Pres. Clinton had established the Task Force in 1993 to find ways "to bring people together to meet the needs of the present without jeopardizing the future."

Have you noticed that I have been quoting only Democrats?

If you are represented by Democrats in Congress, this is an especially good time to call on them to be true to their Party's long-standing "stated" commitment to environmental sustainability.

Of course, most of them don't want to deal with the inconvenient truth that the Democratic Party's insistence on high immigration to drive massive U.S. population growth is at odds with decades of acknowledgements that these policies simply cannot continue if we hope to leave any kind of natural environmental legacy to our grandchildren.

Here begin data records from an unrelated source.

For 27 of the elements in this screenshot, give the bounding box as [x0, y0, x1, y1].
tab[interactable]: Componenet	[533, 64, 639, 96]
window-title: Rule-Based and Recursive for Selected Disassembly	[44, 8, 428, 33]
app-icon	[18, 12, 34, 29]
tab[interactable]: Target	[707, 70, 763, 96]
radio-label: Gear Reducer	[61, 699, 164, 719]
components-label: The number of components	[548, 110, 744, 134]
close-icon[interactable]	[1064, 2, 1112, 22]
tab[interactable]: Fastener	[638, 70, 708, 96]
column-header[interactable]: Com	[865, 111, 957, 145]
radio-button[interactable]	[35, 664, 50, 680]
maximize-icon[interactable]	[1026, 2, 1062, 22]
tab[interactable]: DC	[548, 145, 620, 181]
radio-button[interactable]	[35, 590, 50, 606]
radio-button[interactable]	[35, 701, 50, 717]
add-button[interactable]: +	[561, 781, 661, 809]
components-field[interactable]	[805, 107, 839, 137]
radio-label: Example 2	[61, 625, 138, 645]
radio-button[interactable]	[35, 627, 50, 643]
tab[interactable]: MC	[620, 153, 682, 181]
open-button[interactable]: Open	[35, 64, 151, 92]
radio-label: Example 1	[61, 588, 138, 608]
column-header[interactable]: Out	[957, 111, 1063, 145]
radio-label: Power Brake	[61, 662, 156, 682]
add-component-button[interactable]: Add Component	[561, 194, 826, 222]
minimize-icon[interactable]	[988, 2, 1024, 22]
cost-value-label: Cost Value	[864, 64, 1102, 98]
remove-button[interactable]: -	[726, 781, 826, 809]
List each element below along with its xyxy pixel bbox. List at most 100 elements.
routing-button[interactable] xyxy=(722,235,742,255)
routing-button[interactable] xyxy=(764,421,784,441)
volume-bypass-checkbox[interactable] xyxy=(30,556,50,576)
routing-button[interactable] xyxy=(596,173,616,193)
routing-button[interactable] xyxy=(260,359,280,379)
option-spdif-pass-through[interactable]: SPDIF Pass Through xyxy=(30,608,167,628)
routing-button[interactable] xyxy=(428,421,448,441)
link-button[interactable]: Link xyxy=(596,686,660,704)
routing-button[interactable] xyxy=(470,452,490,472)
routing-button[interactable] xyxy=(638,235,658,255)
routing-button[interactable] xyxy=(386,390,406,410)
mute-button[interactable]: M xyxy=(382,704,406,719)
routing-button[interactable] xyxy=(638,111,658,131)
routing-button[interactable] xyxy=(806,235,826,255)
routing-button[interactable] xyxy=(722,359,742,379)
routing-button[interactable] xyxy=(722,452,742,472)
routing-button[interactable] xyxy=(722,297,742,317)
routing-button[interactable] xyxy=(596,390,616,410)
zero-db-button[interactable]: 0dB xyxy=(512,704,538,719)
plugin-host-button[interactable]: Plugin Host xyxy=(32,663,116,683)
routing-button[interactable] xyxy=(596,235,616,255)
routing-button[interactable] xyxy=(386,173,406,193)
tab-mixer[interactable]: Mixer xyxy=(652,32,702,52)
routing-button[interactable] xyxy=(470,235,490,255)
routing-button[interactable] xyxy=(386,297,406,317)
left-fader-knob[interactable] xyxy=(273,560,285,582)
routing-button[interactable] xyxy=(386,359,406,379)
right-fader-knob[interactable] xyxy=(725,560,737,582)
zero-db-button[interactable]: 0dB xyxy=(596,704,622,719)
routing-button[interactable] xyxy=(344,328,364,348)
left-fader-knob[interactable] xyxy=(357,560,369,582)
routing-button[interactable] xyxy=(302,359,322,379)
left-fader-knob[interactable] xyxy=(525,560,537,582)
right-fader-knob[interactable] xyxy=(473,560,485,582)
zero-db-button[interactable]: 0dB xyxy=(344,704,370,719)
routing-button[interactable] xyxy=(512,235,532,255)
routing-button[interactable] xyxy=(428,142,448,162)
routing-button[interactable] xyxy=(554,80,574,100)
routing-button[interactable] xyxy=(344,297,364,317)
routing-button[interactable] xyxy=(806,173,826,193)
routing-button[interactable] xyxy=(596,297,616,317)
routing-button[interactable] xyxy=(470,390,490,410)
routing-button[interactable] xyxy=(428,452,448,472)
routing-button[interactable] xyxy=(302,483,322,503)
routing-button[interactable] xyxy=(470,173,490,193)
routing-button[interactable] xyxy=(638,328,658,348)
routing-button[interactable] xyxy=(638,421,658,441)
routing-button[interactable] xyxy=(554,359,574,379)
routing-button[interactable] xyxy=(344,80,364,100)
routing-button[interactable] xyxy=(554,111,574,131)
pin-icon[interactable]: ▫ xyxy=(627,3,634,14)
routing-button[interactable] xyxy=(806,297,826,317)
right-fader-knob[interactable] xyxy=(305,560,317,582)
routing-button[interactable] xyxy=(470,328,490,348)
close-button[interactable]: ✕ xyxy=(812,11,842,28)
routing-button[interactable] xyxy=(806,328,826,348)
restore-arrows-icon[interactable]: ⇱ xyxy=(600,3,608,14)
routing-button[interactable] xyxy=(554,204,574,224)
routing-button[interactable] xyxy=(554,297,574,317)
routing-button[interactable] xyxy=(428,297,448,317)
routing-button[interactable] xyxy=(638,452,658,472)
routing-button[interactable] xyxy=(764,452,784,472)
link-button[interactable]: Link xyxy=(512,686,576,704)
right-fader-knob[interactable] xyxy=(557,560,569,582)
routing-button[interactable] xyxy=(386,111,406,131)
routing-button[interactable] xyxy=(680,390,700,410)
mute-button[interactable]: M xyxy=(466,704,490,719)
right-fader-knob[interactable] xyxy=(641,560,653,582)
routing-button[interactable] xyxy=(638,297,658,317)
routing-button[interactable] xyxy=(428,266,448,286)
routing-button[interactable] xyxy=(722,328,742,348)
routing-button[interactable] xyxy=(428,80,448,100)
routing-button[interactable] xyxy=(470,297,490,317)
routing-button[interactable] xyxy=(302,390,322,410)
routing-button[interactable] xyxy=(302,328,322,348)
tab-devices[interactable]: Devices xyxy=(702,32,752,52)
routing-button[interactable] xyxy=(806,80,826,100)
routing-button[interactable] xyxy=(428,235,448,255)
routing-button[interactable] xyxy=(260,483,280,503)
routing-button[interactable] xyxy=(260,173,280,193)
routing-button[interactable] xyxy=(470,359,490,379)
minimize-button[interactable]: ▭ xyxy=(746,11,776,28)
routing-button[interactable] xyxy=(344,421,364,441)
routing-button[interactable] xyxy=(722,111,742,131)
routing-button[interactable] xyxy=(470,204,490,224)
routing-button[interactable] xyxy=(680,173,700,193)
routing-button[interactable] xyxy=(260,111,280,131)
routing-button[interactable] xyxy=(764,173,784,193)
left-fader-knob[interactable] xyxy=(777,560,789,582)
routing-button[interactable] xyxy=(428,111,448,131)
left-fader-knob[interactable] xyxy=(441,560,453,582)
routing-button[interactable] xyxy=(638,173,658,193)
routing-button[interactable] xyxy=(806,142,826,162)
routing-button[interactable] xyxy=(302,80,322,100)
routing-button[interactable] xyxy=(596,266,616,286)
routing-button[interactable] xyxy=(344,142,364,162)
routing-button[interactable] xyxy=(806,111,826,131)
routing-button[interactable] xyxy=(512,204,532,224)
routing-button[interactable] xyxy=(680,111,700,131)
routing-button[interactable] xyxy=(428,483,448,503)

President Carter in 1977 commissioned a Global 2000 Report which eventually concluded that the "United States should: Develop a U.S. national population policy that includes attention to issues such as population stabilization ... just, consistent and workable immigration laws."

Without all the increases in immigration, our communities would have around 250 million inhabitants right now, with little likelihood of ever going over 265 million.

Instead, because of a quadrupling in legal immigration numbers, we have more than 310 million inhabitants and are on a trajectory to cross 600 million well before the end of this century!

Obviously, the first Earth Day vision was for an America greatly different than the one we occupy today. And congressional immigration policies are the main reason that bright vision is now so murky.

This 40th anniversary is not a time of celebration but of deep sadness for the promise that was lost.

As Sen. Nelson said on the 32nd anniversary just a few years before his death:

"We are preparing to celebrate the 32nd Earth Day just after the Census Bureau has announced that far from winding down in the 1990s, U.S. population growth boomed at its highest level in the nation's history! Not even the peak of the Baby Boom in the 1950s added as many people!

"This new population boom represents a PROFOUND FAILURE in our nation's pursuit of environmental quality. Since 1970, another 80 million people have been added to the country.

"Every environmental goal has been delayed because of this failure."

And Sen. Nelson never flinched from naming who had caused the failure: Congress, because of its immigration policies.

I know from past experiences that many NumbersUSA members, especially in the West, do not think so kindly toward Sen. Nelson because he was the father of the Wilderness Act which they believe unfairly took huge swaths of land out of private control and use.

Our membership is divided about a lot of environmental matters. NumbersUSA does not take a position on any environmental issue other than immigration's role. Whatever your stance on various governmental efforts to combat environmental problems, we all can be united in the understanding that immigration is creating the double whammy of creating great pressures for more and more regulation to control environmental consequences while negating any positive effects.

Let's require our Members of Congress to promise not to force the FOURTH 100 million on us and our children and grandchildren.